Etta Bend Devotional–Tep Willis

Etta Bend Devotional–Tep Willis

Etta Bend Devotional

January 18–“Blessed shall be thy basket and thy store” (Deuteronomy 28:5).

My great-grandmother, Catherine Serepta (Tep) Barker Willis, was an outdoors person as was my grandmother and my mother. I can picture her now, wearing a long-sleeved blouse (she would have called it “waist”) and long skirts that reached the tops of her dark shoes. She wore her brown, curly hair in a bun atop her head. Tep was of English ancestry. She had strict ideas about what was proper and what was not. She never allowed her two girls, Mary Edna and Effie, to use slang; however, she ignored the adage, “Whistling girls and crowing hens always come to no good end.” Tep whistled as she went about her chores. I wish I knew what tunes she whistled. I’m sure they were melodies she had heard from her own mother, Lydia Barker, back in Georgia. My mother, too, whistled while she worked. When I heard Mom whistling, I knew that everything was OK and all was right with my world.

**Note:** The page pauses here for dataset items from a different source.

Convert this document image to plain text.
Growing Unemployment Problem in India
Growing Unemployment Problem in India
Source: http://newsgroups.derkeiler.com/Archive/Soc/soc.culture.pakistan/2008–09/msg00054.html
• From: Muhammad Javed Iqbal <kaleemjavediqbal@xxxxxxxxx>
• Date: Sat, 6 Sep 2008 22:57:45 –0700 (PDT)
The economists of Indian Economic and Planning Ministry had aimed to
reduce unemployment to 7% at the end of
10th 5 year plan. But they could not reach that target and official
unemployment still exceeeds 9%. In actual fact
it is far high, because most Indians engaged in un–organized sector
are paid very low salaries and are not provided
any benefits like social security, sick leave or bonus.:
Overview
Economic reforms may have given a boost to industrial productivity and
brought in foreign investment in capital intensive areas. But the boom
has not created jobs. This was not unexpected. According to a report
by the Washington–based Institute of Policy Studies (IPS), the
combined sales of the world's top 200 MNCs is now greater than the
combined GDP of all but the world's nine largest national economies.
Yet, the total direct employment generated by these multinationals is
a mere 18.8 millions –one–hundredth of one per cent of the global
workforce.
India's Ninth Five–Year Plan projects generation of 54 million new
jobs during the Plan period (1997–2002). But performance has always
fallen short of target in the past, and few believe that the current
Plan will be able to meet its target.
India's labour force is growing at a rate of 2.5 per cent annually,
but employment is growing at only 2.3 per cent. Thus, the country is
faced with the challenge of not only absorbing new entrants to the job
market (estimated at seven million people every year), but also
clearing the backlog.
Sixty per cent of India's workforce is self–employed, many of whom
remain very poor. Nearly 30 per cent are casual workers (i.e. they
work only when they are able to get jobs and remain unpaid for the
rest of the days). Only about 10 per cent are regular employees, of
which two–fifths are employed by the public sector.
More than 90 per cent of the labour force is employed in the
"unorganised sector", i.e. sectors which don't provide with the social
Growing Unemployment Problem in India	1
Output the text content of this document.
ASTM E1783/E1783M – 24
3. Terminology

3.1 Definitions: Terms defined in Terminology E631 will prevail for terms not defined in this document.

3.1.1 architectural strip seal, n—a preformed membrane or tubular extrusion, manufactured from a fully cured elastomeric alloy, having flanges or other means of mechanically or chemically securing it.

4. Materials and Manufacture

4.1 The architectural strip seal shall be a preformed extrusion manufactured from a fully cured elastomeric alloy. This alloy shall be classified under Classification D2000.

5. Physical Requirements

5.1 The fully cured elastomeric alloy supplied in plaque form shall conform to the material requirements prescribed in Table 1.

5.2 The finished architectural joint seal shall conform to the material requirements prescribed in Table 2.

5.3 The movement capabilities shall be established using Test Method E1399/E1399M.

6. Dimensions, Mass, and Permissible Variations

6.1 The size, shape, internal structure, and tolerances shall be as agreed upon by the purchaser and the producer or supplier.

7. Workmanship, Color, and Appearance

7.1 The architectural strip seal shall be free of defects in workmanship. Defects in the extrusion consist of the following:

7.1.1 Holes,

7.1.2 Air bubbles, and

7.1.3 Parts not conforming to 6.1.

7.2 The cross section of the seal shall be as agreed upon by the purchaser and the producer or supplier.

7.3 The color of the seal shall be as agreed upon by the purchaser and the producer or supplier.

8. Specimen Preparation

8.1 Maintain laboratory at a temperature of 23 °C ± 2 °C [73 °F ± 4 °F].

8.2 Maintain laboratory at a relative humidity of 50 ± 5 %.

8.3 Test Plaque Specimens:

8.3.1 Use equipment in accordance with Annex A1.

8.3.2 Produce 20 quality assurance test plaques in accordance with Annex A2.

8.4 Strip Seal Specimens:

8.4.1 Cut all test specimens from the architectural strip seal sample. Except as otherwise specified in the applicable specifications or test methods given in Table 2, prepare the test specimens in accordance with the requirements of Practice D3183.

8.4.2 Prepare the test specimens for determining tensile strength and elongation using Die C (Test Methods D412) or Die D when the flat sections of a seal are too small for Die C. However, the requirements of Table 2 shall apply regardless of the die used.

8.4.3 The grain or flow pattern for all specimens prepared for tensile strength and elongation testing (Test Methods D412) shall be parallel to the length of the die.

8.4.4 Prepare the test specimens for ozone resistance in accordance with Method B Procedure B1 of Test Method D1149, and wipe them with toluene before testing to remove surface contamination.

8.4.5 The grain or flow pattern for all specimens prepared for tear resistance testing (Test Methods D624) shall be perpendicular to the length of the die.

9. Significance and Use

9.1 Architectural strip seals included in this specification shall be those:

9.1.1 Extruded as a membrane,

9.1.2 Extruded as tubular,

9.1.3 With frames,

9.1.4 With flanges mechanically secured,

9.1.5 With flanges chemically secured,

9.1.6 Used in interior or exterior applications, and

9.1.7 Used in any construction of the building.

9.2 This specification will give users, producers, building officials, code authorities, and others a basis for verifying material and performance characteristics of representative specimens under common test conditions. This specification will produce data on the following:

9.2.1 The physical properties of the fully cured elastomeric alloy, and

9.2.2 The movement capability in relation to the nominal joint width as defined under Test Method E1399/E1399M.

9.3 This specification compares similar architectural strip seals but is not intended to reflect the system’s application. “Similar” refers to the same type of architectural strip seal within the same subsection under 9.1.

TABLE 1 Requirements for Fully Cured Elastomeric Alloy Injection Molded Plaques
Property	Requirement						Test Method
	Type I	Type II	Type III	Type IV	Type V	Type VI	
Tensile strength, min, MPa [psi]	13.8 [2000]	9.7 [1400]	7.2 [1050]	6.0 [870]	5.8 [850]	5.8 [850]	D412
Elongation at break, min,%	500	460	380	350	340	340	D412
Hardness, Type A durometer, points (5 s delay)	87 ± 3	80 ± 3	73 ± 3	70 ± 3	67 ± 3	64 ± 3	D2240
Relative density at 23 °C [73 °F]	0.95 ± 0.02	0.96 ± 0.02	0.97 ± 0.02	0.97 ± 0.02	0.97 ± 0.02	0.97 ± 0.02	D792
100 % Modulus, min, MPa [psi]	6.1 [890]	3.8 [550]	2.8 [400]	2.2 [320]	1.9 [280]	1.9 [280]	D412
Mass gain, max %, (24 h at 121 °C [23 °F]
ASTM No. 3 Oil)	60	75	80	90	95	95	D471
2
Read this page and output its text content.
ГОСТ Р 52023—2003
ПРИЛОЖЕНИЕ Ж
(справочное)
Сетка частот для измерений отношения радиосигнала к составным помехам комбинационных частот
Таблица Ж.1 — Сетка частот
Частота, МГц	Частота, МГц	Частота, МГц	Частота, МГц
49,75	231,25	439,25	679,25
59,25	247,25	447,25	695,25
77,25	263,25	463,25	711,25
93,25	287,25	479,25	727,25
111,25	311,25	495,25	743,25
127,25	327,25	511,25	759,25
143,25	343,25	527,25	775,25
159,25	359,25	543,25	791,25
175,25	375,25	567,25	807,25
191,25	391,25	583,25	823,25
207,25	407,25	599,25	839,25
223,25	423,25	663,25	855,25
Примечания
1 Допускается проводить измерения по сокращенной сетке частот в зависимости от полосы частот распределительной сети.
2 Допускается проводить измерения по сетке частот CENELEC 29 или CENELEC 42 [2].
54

Thought: Children whose parents teach them right from wrong and set a good example before them are blessed indeed.

Picture by Lydia Barker

Picture by Lydia Barker

Comments

  1. excellent

  2. Matt Manos says

    Are there some hens that actually crow?

  3. Blanche Manos says

    Yes, indeed! I don’t know why but sometimes a hen will try for a half-hearted, muffled crow. Mom never did like to hear it. It was so unnatural-sounding that she might have thought it meant bad luck.